Audley approcha une chaise, s’y jeta, et d’une voix sombre et lente :

— Je viens, dit-il, savoir pourquoi j’ai trouvé, il y a une heure, ma femme enfermée avec le colonel Evelyn ?

L’expression de douloureuse langueur qui couvrait le visage de la jeune fille ne changea pas, et, d’un accent qui contrastait singulièrement avec sa voix ordinairement claire et douce, elle répondit :

— Je n’étais pas enfermée avec le colonel Evelyn. Je l’ai reçu, comme j’aurais reçu tout autre gentilhomme, dans le salon, et les portes ouvertes.

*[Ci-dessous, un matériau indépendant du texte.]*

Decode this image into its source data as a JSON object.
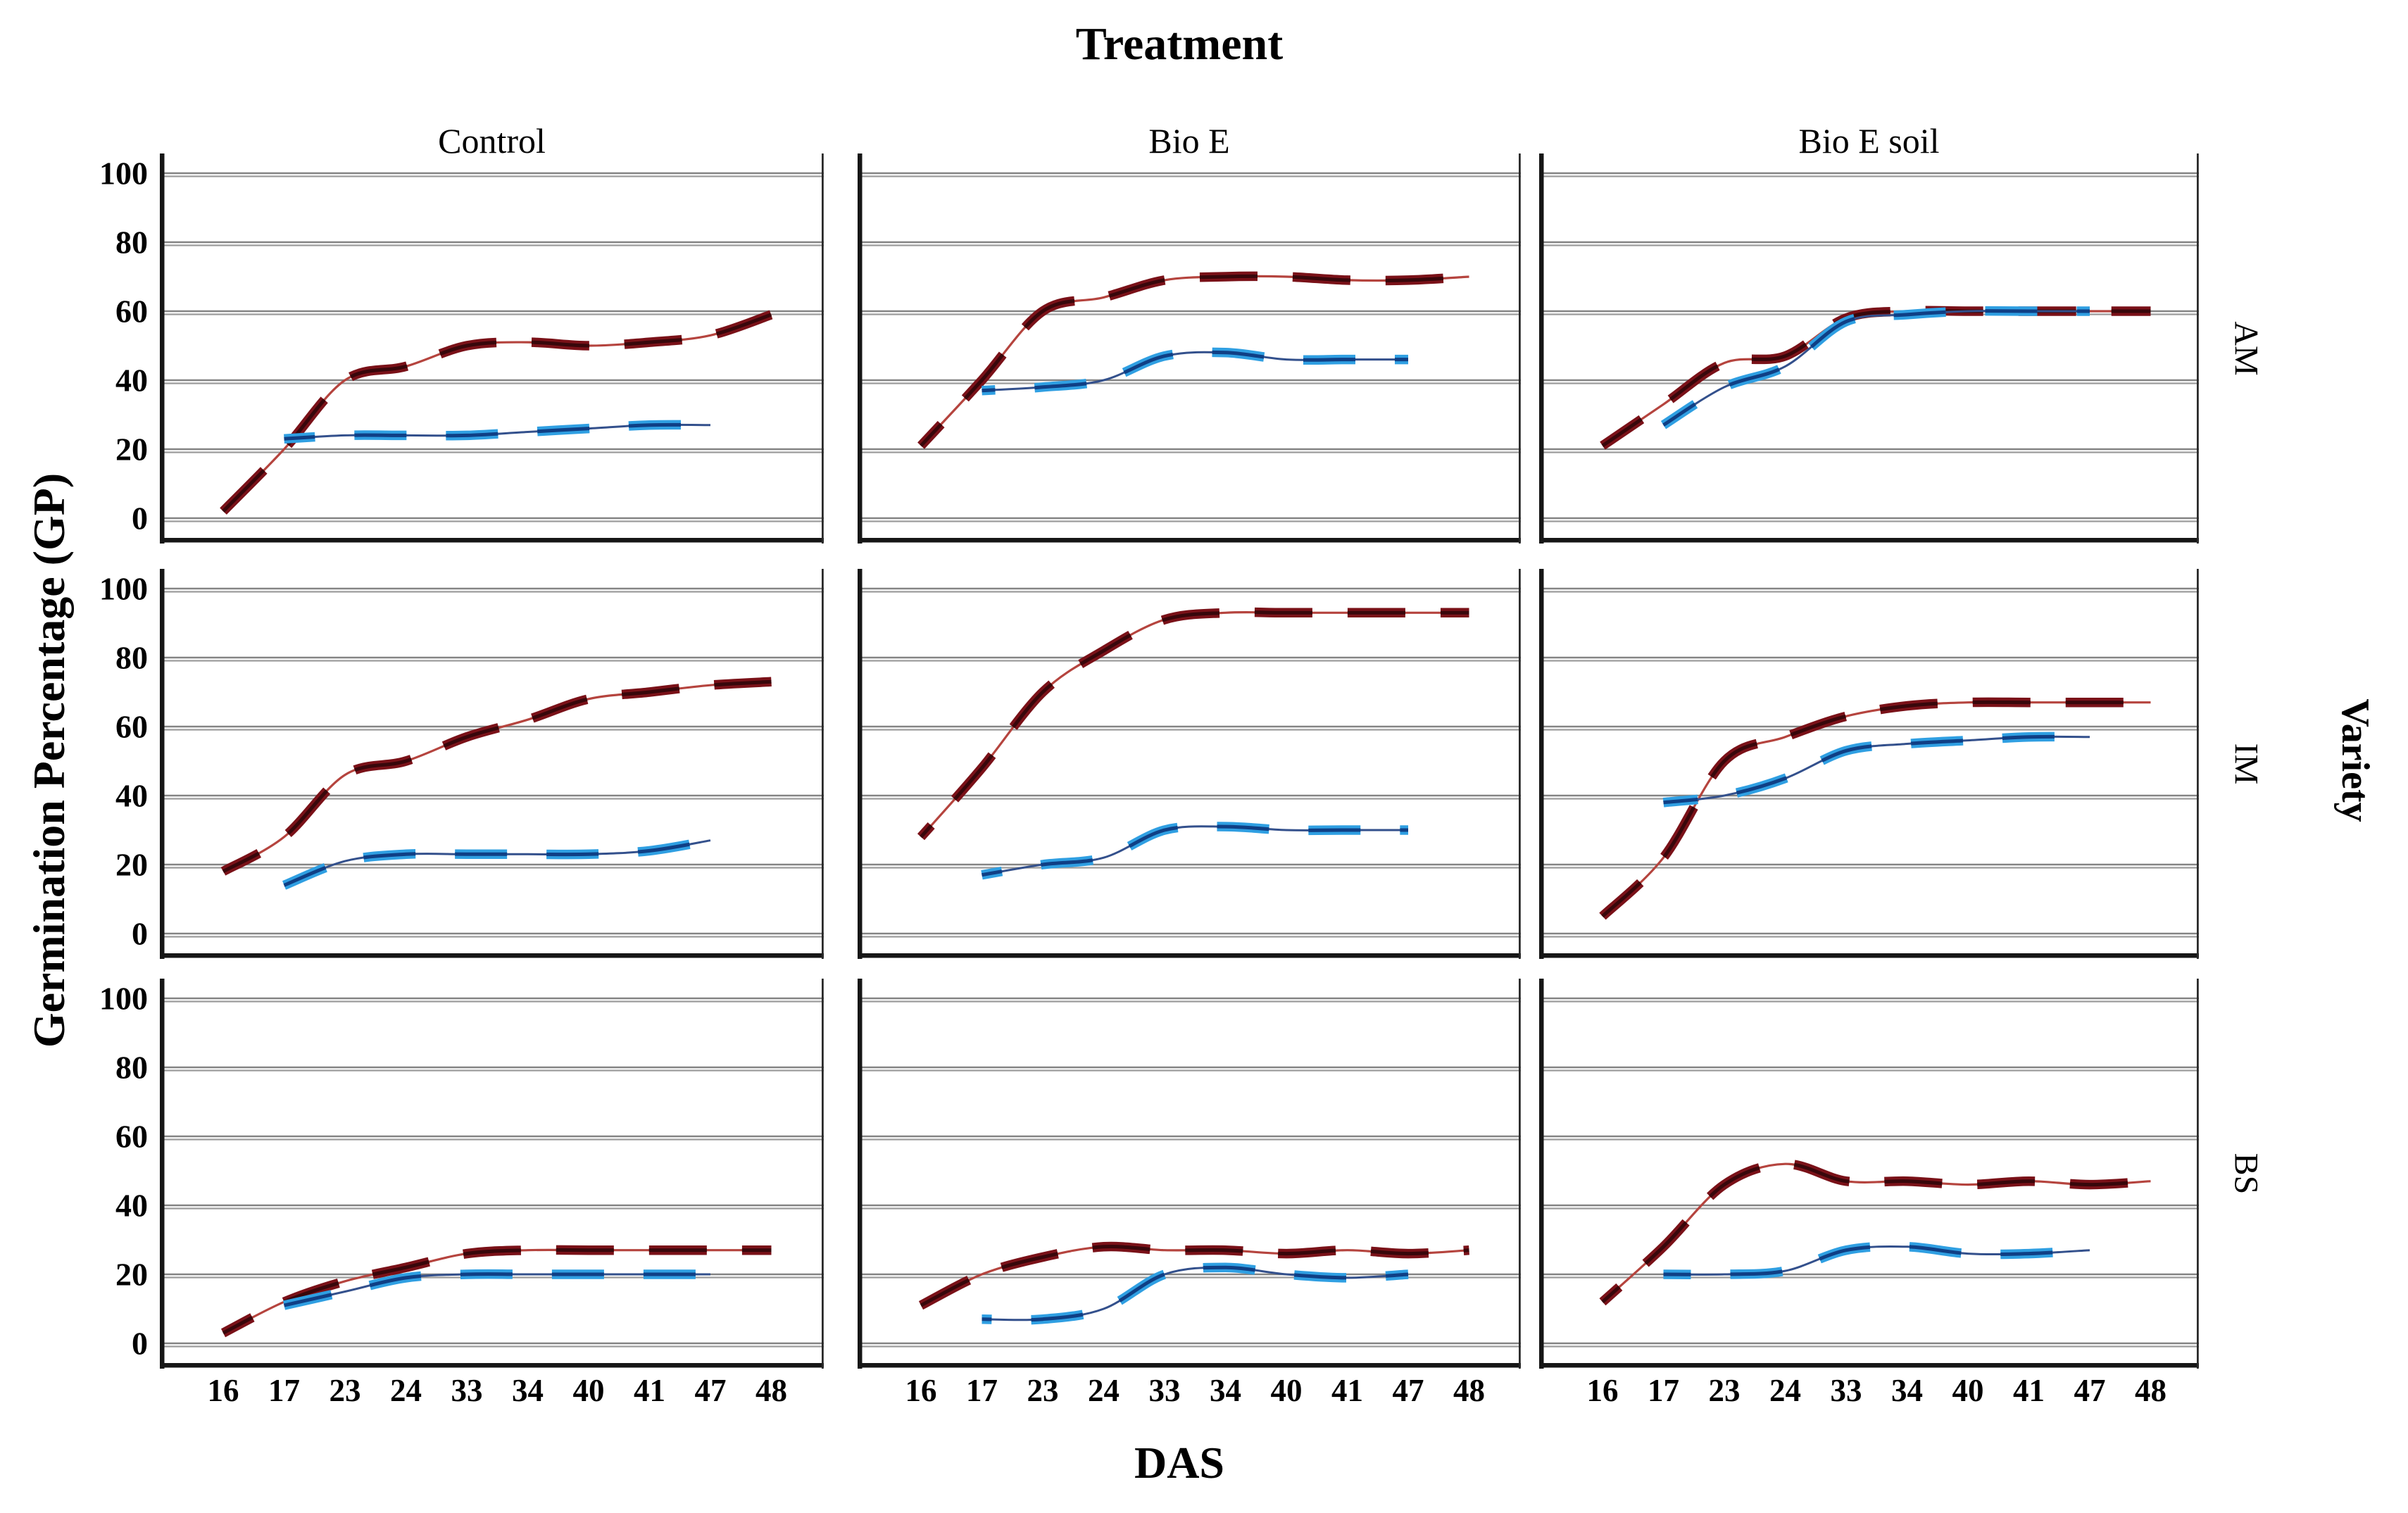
{
  "title": "Treatment",
  "axis": {
    "y_label": "Germination Percentage (GP)",
    "x_label": "DAS",
    "right_label": "Variety",
    "y_ticks": [
      "100",
      "80",
      "60",
      "40",
      "20",
      "0"
    ],
    "x_ticks": [
      "16",
      "17",
      "23",
      "24",
      "33",
      "34",
      "40",
      "41",
      "47",
      "48"
    ]
  },
  "columns": [
    "Control",
    "Bio E",
    "Bio E soil"
  ],
  "rows": [
    "AM",
    "IM",
    "BS"
  ],
  "colors": {
    "red_dash": "#7a1118",
    "red_dash_core": "#38070b",
    "red_line": "#b5443e",
    "blue_dash": "#2f9fe2",
    "blue_dash_core": "#0f3f85",
    "blue_line": "#33508c",
    "grid_dark": "#848484",
    "grid_light": "#9c9c9c",
    "axis_black": "#161616"
  },
  "chart_data": {
    "type": "line",
    "title": "Treatment",
    "xlabel": "DAS",
    "ylabel": "Germination Percentage (GP)",
    "right_axis_label": "Variety",
    "x_categories": [
      16,
      17,
      23,
      24,
      33,
      34,
      40,
      41,
      47,
      48
    ],
    "x_scale": "categorical-equal-spacing",
    "y_gridlines": [
      0,
      20,
      40,
      60,
      80,
      100
    ],
    "ylim": [
      0,
      100
    ],
    "legend": "none shown",
    "facet_columns": [
      "Control",
      "Bio E",
      "Bio E soil"
    ],
    "facet_rows": [
      "AM",
      "IM",
      "BS"
    ],
    "series_descriptions": [
      {
        "id": "red",
        "style": "thick dark-maroon dashes over thin red smooth curve",
        "x_span": [
          16,
          48
        ]
      },
      {
        "id": "blue",
        "style": "thick bright-blue dashes over thin navy smooth curve",
        "x_span": [
          17,
          47
        ]
      }
    ],
    "panels": [
      {
        "variety": "AM",
        "treatment": "Control",
        "red": {
          "x": [
            16,
            17,
            23,
            24,
            33,
            34,
            40,
            41,
            47,
            48
          ],
          "values": [
            2,
            20,
            40,
            44,
            50,
            51,
            50,
            51,
            53,
            59
          ]
        },
        "blue": {
          "x": [
            17,
            23,
            24,
            33,
            34,
            40,
            41,
            47
          ],
          "values": [
            23,
            24,
            24,
            24,
            25,
            26,
            27,
            27
          ]
        }
      },
      {
        "variety": "AM",
        "treatment": "Bio E",
        "red": {
          "x": [
            16,
            17,
            23,
            24,
            33,
            34,
            40,
            41,
            47,
            48
          ],
          "values": [
            21,
            40,
            60,
            64,
            69,
            70,
            70,
            69,
            69,
            70
          ]
        },
        "blue": {
          "x": [
            17,
            23,
            24,
            33,
            34,
            40,
            41,
            47
          ],
          "values": [
            37,
            38,
            40,
            47,
            48,
            46,
            46,
            46
          ]
        }
      },
      {
        "variety": "AM",
        "treatment": "Bio E soil",
        "red": {
          "x": [
            16,
            17,
            23,
            24,
            33,
            34,
            40,
            41,
            47,
            48
          ],
          "values": [
            21,
            33,
            45,
            47,
            58,
            60,
            60,
            60,
            60,
            60
          ]
        },
        "blue": {
          "x": [
            17,
            23,
            24,
            33,
            34,
            40,
            41,
            47
          ],
          "values": [
            27,
            38,
            44,
            57,
            59,
            60,
            60,
            60
          ]
        }
      },
      {
        "variety": "IM",
        "treatment": "Control",
        "red": {
          "x": [
            16,
            17,
            23,
            24,
            33,
            34,
            40,
            41,
            47,
            48
          ],
          "values": [
            18,
            28,
            46,
            50,
            57,
            62,
            68,
            70,
            72,
            73
          ]
        },
        "blue": {
          "x": [
            17,
            23,
            24,
            33,
            34,
            40,
            41,
            47
          ],
          "values": [
            14,
            21,
            23,
            23,
            23,
            23,
            24,
            27
          ]
        }
      },
      {
        "variety": "IM",
        "treatment": "Bio E",
        "red": {
          "x": [
            16,
            17,
            23,
            24,
            33,
            34,
            40,
            41,
            47,
            48
          ],
          "values": [
            28,
            48,
            70,
            82,
            91,
            93,
            93,
            93,
            93,
            93
          ]
        },
        "blue": {
          "x": [
            17,
            23,
            24,
            33,
            34,
            40,
            41,
            47
          ],
          "values": [
            17,
            20,
            22,
            30,
            31,
            30,
            30,
            30
          ]
        }
      },
      {
        "variety": "IM",
        "treatment": "Bio E soil",
        "red": {
          "x": [
            16,
            17,
            23,
            24,
            33,
            34,
            40,
            41,
            47,
            48
          ],
          "values": [
            5,
            22,
            50,
            57,
            63,
            66,
            67,
            67,
            67,
            67
          ]
        },
        "blue": {
          "x": [
            17,
            23,
            24,
            33,
            34,
            40,
            41,
            47
          ],
          "values": [
            38,
            40,
            45,
            53,
            55,
            56,
            57,
            57
          ]
        }
      },
      {
        "variety": "BS",
        "treatment": "Control",
        "red": {
          "x": [
            16,
            17,
            23,
            24,
            33,
            34,
            40,
            41,
            47,
            48
          ],
          "values": [
            3,
            12,
            18,
            22,
            26,
            27,
            27,
            27,
            27,
            27
          ]
        },
        "blue": {
          "x": [
            17,
            23,
            24,
            33,
            34,
            40,
            41,
            47
          ],
          "values": [
            11,
            15,
            19,
            20,
            20,
            20,
            20,
            20
          ]
        }
      },
      {
        "variety": "BS",
        "treatment": "Bio E",
        "red": {
          "x": [
            16,
            17,
            23,
            24,
            33,
            34,
            40,
            41,
            47,
            48
          ],
          "values": [
            11,
            20,
            25,
            28,
            27,
            27,
            26,
            27,
            26,
            27
          ]
        },
        "blue": {
          "x": [
            17,
            23,
            24,
            33,
            34,
            40,
            41,
            47
          ],
          "values": [
            7,
            7,
            10,
            20,
            22,
            20,
            19,
            20
          ]
        }
      },
      {
        "variety": "BS",
        "treatment": "Bio E soil",
        "red": {
          "x": [
            16,
            17,
            23,
            24,
            33,
            34,
            40,
            41,
            47,
            48
          ],
          "values": [
            12,
            28,
            46,
            52,
            47,
            47,
            46,
            47,
            46,
            47
          ]
        },
        "blue": {
          "x": [
            17,
            23,
            24,
            33,
            34,
            40,
            41,
            47
          ],
          "values": [
            20,
            20,
            21,
            27,
            28,
            26,
            26,
            27
          ]
        }
      }
    ]
  }
}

— Où était, pendant ce temps-là, ton chaperon modèle, la sage et prudente madame d’Aulnay ?

— Sortie avec son mari. Assurément, je ne dois pas être tenue responsable de cela.

— Non. Je demanderai seulement quel était le sujet de la longue conversation que tu as eue avec ce monsieur.

— Je ne puis vous le dire, Audley ; le secret des autres ne m’appartient pas,

— Est-ce là ton idée sur l’obéissance des épouses ?

Pas de réponse.

— Parles, continua-t-il après un moment de silence et d’un ton irrité. Est-ce que ce jonc — et il saisit la main où brillait l’anneau nuptial — est-ce que ce jonc et l’union dont il est l’emblème sacré sont une pure moquerie ?

Et dans sa fureur, il pressa vivement, peut-être sans le savoir, la main qu’il tenait dans la sienne, de telle sorte qu’un cercle, moitié livide, moitié rougeâtre, se forma autour du jonc.

— Continuez ! dit-elle sans trahir autrement que par un amer sourire la douleur physique que ce serrement lui avait causé. Pourquoi ce symbole extérieur de notre union malheureuse ne torturerait-il pas mon corps comme la réalité torture mon âme ?

— Tu es très-flatteuse ! reprit-il en laissant tomber et en repoussant la main qu’il avait si fortement pressée, non pas dans une effusion d’amour, mais dans un mouvement de colère. Il me semble que l’union dont tu déplores les chagrins en termes si éloquents, ne te cause pas une très forte impression : elle ne t’a pas appris les devoirs et l’affection que tu dois à celui que tu appelles ton mari, et elle ne t’a pas empêché de recevoir les aveux d’autres amoureux.

— Mais à qui en est la faute, Audley ? répondit-elle tout-à-coup avec une vivacité extraordinaire. Pourquoi m’avez-vous placée, pourquoi me tenez-vous dans une situation aussi cruelle, aussi exceptionnelle ? Je vous déclare encore une fois que je ne puis supporter cela davantage : je vais tout dire à mon père…

— Et briser ta promesse solennelle, manquer au serment que tu as fait ? interrompit-il. Non, Antoinette, tu ne feras pas, tu n’oseras pas faire cela. Cette promesse jurée sur la croix que tu as reçue de ta mère mourante te lie autant que notre mariage lui-même.

— Mais pourquoi ce secret, pourquoi ce mystère continuels ? Oh ! Audley, c’est mal pour tous les deux : faites-les cesser. Devant Dieu et devant les hommes reconnaissez-moi pour votre femme, tandis qu’il nous reste une chance de bonheur, pendant que nos cœurs ne sont pas encore entièrement séparés l’un de l’autre.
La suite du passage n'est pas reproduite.